Abstract and Introduction
Abstract
Introduction: The aim of this study was to explore the cost-effectiveness of glucosamine sulphate (GS) compared with paracetamol and placebo (PBO) in the treatment of knee osteoarthritis. For this purpose, a 6-month time horizon and a health care perspective was used.
Material and methods: The cost and effectiveness data were derived from Western Ontario and McMaster Universities Osteoarthritis Index data of the Glucosamine Unum In Die (once-a-day) Efficacy trial study by Herrero-Beaumont et al. Clinical effectiveness was converted into utility scores to allow for the computation of cost per quality-adjusted life year (QALY) For the three treatment arms Incremental Cost-Effectiveness Ratio were calculated and statistical uncertainty was explored using a bootstrap simulation.
Results: In terms of mean utility score at baseline, 3 and 6 months, no statistically significant difference was observed between the three groups. When considering the mean utility score changes from baseline to 3 and 6 months, no difference was observed in the first case but there was a statistically significant difference from baseline to 6 months with a p-value of 0.047. When comparing GS with paracetamol, the mean baseline incremental cost-effectiveness ratio (ICER) was dominant and the mean ICER after bootstrapping was −1376 €/QALY indicating dominance (with 79% probability). When comparing GS with PBO, the mean baseline and after bootstrapping ICER were 3617.47 and 4285 €/QALY, respectively.
Conclusion: The results of the present cost-effectiveness analysis suggested that GS is a highly cost-effective therapy alternative compared with paracetamol and PBO to treat patients diagnosed with primary knee OA.
Introduction
Osteoarthritis (OA) is a major cause of disability and is among the most frequent forms of musculoskeletal disorders. It is a major public health problem for which there are few effective medical remedies. Current treatment options for OA include both non-pharmacological and pharmacological interventions. Published evidence-based recommendations for the treatment of knee OA have attributed to oral glucosamine sulphate (GS) the highest level of evidence and strength of recommendation as a pharmacological intervention.
Among several meta analyses that have scrutinised the efficacy of glucosamine in OA, one has particular merit because it concentrated on three pivotal studies by Herrero-Beaumont et al., Pavelka et al. and Reginster et al.. Actually, all other meta analyses, albeit showing the efficacy of glucosamine in general, found significant heterogeneity in the available studies as they pooled together trials with different design and quality, of short-term duration, examining different populations, performed with inadequate statistical power and, especially, with different glucosamine compounds, formulations and dosages. Conversely, Reginster found no heterogeneity in the three high quality trials that are characterised as pivotal and calculated a statistically significant and clinically relevant effect size of GS 1500 mg once-a-day.

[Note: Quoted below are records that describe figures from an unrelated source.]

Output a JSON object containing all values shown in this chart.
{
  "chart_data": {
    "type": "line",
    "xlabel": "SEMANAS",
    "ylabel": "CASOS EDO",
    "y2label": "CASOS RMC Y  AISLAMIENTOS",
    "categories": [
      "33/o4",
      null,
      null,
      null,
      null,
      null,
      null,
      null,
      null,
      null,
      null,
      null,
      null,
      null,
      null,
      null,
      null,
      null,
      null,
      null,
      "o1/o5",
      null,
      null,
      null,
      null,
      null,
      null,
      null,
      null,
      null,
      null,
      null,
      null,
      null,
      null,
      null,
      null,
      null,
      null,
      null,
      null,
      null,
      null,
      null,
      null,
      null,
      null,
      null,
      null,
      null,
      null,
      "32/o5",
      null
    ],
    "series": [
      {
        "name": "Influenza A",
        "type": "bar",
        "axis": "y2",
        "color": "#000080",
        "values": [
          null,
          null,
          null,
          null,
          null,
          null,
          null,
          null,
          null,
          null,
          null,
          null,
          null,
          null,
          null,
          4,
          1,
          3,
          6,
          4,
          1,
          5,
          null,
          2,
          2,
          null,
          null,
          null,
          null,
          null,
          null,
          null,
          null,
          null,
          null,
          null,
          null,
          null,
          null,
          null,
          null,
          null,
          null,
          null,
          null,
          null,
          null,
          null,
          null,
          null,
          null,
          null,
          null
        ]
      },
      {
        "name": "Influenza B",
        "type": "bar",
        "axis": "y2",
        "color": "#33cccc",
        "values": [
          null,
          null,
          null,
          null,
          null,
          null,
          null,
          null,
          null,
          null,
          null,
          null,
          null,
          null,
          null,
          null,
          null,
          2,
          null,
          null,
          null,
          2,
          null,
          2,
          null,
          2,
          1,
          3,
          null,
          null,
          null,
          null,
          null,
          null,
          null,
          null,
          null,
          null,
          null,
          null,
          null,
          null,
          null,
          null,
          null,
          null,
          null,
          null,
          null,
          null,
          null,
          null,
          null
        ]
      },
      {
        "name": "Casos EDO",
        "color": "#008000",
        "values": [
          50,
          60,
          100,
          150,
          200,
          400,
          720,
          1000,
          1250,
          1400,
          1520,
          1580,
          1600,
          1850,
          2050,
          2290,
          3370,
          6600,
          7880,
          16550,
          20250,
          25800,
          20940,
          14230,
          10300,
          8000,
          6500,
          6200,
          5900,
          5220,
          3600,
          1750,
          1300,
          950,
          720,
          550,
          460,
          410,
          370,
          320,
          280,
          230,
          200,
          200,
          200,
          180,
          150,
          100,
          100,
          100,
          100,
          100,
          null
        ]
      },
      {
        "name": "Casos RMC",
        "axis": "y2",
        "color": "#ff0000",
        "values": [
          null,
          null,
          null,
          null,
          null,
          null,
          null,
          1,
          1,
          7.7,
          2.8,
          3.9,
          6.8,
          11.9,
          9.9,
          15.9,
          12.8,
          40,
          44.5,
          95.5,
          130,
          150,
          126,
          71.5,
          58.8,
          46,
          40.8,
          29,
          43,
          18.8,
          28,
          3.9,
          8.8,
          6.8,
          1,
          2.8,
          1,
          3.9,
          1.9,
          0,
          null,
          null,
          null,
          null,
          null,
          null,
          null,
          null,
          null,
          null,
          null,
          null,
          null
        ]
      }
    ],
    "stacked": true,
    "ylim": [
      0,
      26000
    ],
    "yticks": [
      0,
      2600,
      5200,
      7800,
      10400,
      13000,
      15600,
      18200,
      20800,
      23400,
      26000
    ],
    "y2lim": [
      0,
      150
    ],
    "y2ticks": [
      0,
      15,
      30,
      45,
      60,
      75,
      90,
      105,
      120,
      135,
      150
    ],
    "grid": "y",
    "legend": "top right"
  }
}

As the disease occurs mainly in subjects over 50 years of age, the socio-economic impact of OA is becoming increasingly important as a result of the progressive ageing of the population in several countries. Therefore, with regard to the medico-economic pressure, it is essential to develop effective treatments and also efficient strategies. In a world with limited resources and health care budgets, it is important to allocate scarce resources efficiently. Economic evaluation is a method for comparing different strategies in terms of cost (i.e. intervention costs and disease costs) and consequences [i.e. life years or quality-adjusted life year (QALY)]. These evaluations play, in particular, an increasing role in pricing and reimbursement decisions as regulatory agencies rely more on pharmacoeconomic data to make decisions about limited resources.
The aim of this study was to explore the cost-effectiveness of GS compared with paracetamol and placebo (PBO) in the treatment of knee OA. For this purpose, a 6-month time horizon and a health care perspective was used.